La Cámara de Senadores terminó este miércoles lo que había empezado el jueves pasado, cuando, en la víspera del Día Internacional de los Trabajadores, aprobó únicamente “en general” el proyecto de ley de empleo integral elaborado por el Poder Ejecutivo, aplazando la votación “en particular” de los artículos para la siguiente sesión. El jueves, el proyecto fue aprobado por unanimidad. Este miércoles, en tanto, la mayoría de los artículos fueron votados tanto por el oficialismo como por la oposición, mientras que una minoría solo fueron acompañados por los legisladores del Frente Amplio (FA).
De esta forma, por ejemplo, se aprobó por unanimidad y sin cambios el artículo que establece como principios rectores de la iniciativa “el trabajo digno y decente”, “la no discriminación”, ya sea por razones de edad, género, sexo, orientación sexual, nacionalidad, ascendencia étnico-racial o nivel socioeconómico, así como “la protección social y el diálogo social”, entre otros puntos. El proyecto ahora será estudiado por la Cámara de Diputados.
Acuerdos y desacuerdos
En términos generales, el proyecto del gobierno –por el cual el equipo económico ya accedió a destinar diez millones de dólares– establece un régimen de estímulos para la contratación de trabajadores por parte de las empresas. En el caso de jóvenes de entre 15 y 24 años en una situación de desempleo continuo superior a tres meses se otorgará un subsidio de hasta un cuarto de las retribuciones mensuales del trabajador, que aumentará hasta un tercio en el caso de las mujeres.
Del mismo modo, se disponen subsidios para personas afrodescendientes, trans, en situación de discapacidad y recientemente liberadas del sistema carcelario. En este último caso se propone que aquellas empresas que contraten a “personas puestas en libertad hasta tres años de su liberación” podrán acceder a “un subsidio de hasta el 80% de las retribuciones mensuales del trabajador”.
La versión original del proyecto también incluía a las personas mayores de 50 años; pero, a instancias de la oposición, la edad se bajó a 45. Esto fue aceptado por el oficialismo, según señaló al momento de la votación la senadora del FA Bettiana Díaz.
Otro de los cambios que se introdujeron este miércoles refiere a los requisitos que se les exigen a las empresas para acceder a los beneficios previstos en la ley. En el proyecto del Poder Ejecutivo se establecía como condición que las empresas no hubiesen “rescindido ningún contrato laboral” durante los 30 días previos a la contratación al amparo de la ley. Esto fue sustituido por el término “despido”.
El senador colorado Robert Silva sostuvo que este cambio “es importante” porque, a diferencia del despido, que “es algo que puede obviamente ser un obstáculo para contratar en el marco de esta ley”, las rescisiones de contrato pueden darse y no necesariamente constituyen un despido.

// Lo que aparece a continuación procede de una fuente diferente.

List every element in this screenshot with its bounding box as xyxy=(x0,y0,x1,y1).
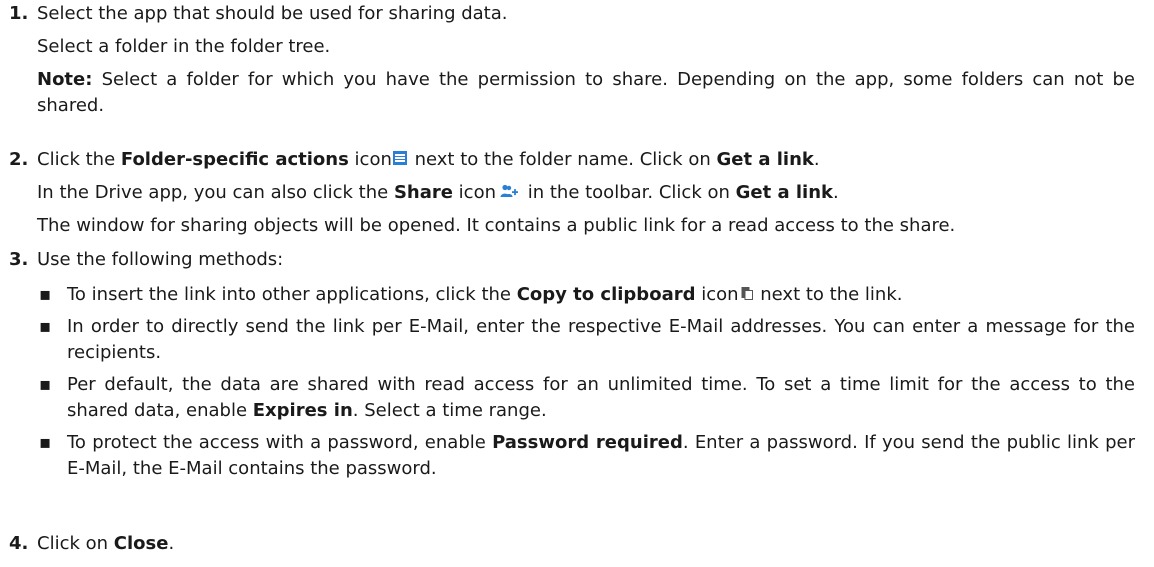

La senadora suplente del Partido Nacional Valentina Arlegui, quien en el período pasado se desempeñó como directora general de secretaría del Ministerio de Trabajo y Seguridad Social, explicó que el propósito del obstáculo del despido es que “no se sustituya personal subsidiado por personal regular”. “El poner ‘despido’ lo que pretende evitar es que las empresas justamente desvinculen trabajadores para volver a contratarlos” bajo un régimen subsidiado, señaló.
Una propuesta que presentó la oposición y que no fue respaldada por el FA consistía en mantener en 20% el tope para las empresas con más de 99 trabajadores. De acuerdo con el proyecto original, se dispone que “la cantidad de personas contratadas a través de la presente ley tendrá un límite” que, en el caso de las empresas más grandes, se ubica en el 15% de la plantilla. Esto fue aprobado sin cambios solo con los votos del FA.
La semana pasada, cuando el proyecto se aprobó “en general”, el senador del FA Óscar Andrade señaló, entre otras cosas, que “diez empresas grandes cubrieron la mitad de los puestos de trabajo generados con la ley de empleo anterior”.
Díaz dijo que “hay una intención marcada para que las pequeñas y medianas empresas puedan acceder mejor a este mecanismo, y por eso es que nosotros estamos, entre otras cosas, fijando este tope para las empresas más grandes”.
Para Arlegui, en cambio, la reducción del tope de 20% a 15% “es simplemente igualar para abajo”. “Si se hizo un mal uso de esta ley, las responsables no son las empresas mayores a 99 trabajadores, sino que deberíamos tratar de promover que las empresas más chicas puedan acceder a más”, afirmó.